From OneNewsNow.com.
The proposal for a homosexual school in Chicago has been withdrawn, but a pro-family advocate believes it will be submitted again next year.
Social Justice Solidarity High School was supposed to be a safe haven for homosexual youth and would have featured homosexual-friendly curriculum, but the school ran into opposition from both sides. Pro-family advocates opposed the use of taxpayer money to fund the school, while some homosexual groups opposed the school because they claimed it amounted to segregation. (See earlier story)
Laurie Higgins, director of school advocacy at the Illinois Family Institute, says proponents of the school had watered down the proposal to focus on all so-called "disenfranchised" students. "Some of the people on the design committee were unhappy with the watering down of the proposal, and they hope to finalize some plans and resubmit them with a stronger proposal, which I think means more affirmation of homosexuality," she explains. "That was a very disturbing report."
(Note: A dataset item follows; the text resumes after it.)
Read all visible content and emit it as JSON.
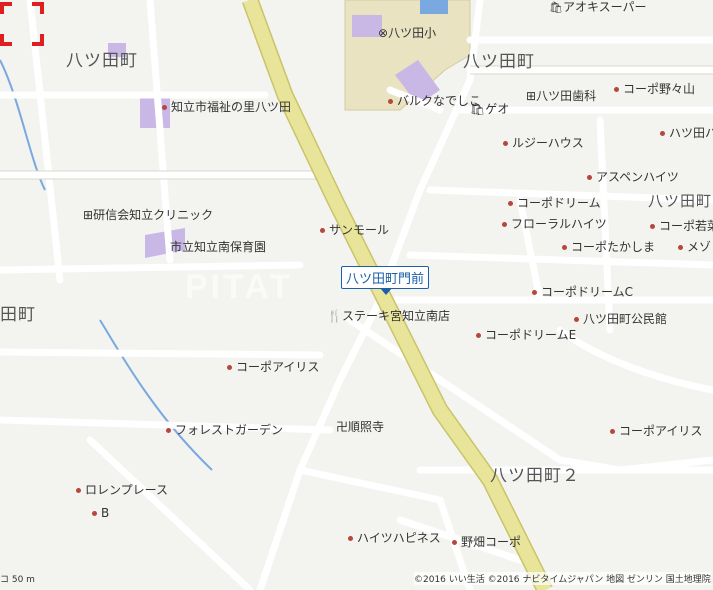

She opposes the school on the grounds that it uses taxpayer money. Higgins contends that Chicago schools have other problems that the money would be better used to address. "Listen, we do need to make schools comfortable places as best we can for all students, but those means do not justify the ends of affirming ideas that are both fallacious and destructive to individuals and society," she concludes.
Homosexual advocates plan to introduce new plans for the school in 2009.